RAL Tier1 weekly operations castor 12/03/2012

From GridPP Wiki
Jump to: navigation, search

Operations News

  • DB switched to new hardware with DataGuard
  • Stress testing started on preprod with V11 disk servers. Still awaiting CV11 disk servers.
  • 4 WNs upgraded to 2.1.11-8. We'll upgrade the rest over the coming weeks.

Operations Problems

  • Load related problems on ATLAS on Sat 3rd.

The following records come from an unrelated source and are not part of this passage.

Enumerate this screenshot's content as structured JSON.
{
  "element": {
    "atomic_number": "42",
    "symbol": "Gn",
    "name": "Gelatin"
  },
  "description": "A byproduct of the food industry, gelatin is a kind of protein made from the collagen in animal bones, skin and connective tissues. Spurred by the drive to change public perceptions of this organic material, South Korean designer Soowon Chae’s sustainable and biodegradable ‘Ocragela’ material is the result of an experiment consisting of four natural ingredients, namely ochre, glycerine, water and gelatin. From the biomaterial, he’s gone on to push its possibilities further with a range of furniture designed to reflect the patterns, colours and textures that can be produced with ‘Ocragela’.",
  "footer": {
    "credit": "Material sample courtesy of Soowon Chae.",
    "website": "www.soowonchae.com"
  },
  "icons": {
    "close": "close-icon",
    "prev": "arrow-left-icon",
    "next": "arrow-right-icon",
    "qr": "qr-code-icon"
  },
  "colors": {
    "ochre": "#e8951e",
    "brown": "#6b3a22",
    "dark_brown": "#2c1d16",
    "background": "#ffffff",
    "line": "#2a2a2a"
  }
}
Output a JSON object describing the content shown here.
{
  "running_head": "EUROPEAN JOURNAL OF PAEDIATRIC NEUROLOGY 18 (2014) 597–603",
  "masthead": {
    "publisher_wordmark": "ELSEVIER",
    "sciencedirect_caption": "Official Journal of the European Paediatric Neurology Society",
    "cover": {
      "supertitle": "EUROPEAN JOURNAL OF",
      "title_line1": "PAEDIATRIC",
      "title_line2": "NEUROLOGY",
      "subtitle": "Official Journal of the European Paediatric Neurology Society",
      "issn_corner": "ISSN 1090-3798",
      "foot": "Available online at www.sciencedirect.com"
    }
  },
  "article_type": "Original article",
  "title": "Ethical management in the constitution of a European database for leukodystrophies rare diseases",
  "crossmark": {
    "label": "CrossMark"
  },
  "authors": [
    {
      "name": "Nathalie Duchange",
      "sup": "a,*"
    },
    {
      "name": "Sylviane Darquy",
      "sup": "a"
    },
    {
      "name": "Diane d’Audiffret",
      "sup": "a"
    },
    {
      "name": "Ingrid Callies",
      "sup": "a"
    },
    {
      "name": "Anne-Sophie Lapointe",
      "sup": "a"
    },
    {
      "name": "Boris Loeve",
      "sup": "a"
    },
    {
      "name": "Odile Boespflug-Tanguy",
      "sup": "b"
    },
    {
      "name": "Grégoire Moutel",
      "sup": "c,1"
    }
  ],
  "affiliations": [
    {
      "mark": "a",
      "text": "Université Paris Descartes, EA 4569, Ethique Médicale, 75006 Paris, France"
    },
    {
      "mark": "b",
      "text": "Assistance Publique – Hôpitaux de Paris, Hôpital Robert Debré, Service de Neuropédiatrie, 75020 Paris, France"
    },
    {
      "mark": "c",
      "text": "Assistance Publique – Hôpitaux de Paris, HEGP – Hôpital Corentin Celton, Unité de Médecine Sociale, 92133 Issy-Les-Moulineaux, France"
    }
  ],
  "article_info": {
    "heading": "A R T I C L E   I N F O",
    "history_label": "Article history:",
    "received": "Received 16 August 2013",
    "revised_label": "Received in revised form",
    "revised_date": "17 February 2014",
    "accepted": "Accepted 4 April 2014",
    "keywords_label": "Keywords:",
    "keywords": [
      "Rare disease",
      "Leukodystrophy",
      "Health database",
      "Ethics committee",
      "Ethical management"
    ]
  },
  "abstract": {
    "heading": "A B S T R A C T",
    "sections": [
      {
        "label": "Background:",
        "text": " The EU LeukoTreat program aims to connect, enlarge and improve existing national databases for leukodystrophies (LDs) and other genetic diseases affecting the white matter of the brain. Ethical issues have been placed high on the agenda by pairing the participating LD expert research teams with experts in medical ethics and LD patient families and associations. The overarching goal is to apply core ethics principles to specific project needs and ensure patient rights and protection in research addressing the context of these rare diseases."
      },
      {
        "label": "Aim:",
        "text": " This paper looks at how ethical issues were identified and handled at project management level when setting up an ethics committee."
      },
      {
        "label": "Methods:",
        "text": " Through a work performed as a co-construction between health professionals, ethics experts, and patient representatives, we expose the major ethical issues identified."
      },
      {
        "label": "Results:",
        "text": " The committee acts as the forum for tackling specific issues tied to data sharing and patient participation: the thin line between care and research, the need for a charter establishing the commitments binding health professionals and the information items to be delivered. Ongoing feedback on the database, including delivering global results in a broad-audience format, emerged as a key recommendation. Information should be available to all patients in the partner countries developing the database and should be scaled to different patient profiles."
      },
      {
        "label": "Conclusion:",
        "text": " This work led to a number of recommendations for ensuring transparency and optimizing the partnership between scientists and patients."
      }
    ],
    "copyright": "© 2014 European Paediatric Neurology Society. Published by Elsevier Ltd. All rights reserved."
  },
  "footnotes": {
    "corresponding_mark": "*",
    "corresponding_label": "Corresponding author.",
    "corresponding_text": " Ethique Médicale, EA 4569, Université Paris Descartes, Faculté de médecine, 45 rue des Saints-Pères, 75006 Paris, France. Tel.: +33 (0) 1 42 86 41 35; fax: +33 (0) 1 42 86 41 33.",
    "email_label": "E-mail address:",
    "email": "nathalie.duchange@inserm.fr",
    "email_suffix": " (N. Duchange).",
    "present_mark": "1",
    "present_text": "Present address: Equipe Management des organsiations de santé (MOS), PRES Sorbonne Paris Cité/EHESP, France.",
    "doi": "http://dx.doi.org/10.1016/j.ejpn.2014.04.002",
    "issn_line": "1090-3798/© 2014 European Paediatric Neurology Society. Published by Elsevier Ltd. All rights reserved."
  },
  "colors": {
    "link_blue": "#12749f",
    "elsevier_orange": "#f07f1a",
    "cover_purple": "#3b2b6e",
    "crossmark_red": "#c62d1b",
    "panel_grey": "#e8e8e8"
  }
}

Possibly due to slower interim database hardware
  • Still seeing occassional problems on ATLAS SRM with failed requests, but no more crashing since 2.11-1 upgrade

Blocking Issues

  • none

Planned, Scheduled and Cancelled Interventions

Entries in/planned to go to GOCDB

Description Start End Type Affected VO(s) Lead by
CIP 2.2.0 upgrade (STC) TBD TBD At-risk All Matthew

Advanced Planning

  • Test and re-apply CIP upgrade
  • Stress testing of *11 generation disk servers in preprod during March
  • Switch from LSF to Transfer Manager after 2.1.11 upgrade. Will need to better stress-test TM on preprod with more disk servers.
  • Start using Tape Gateway once CERN have been using it in production for approx. 2 months.


  • Castor on Call person: Chris
  • Staff absence/out of the office:
    • (Mon-Tue) Matthew & Shaun at CASTOR F2F CERN
    • (Wed) Shaun at CERN for EUDAT and Matthew at OGF, Oxford
    • (Thu) Matthew working from home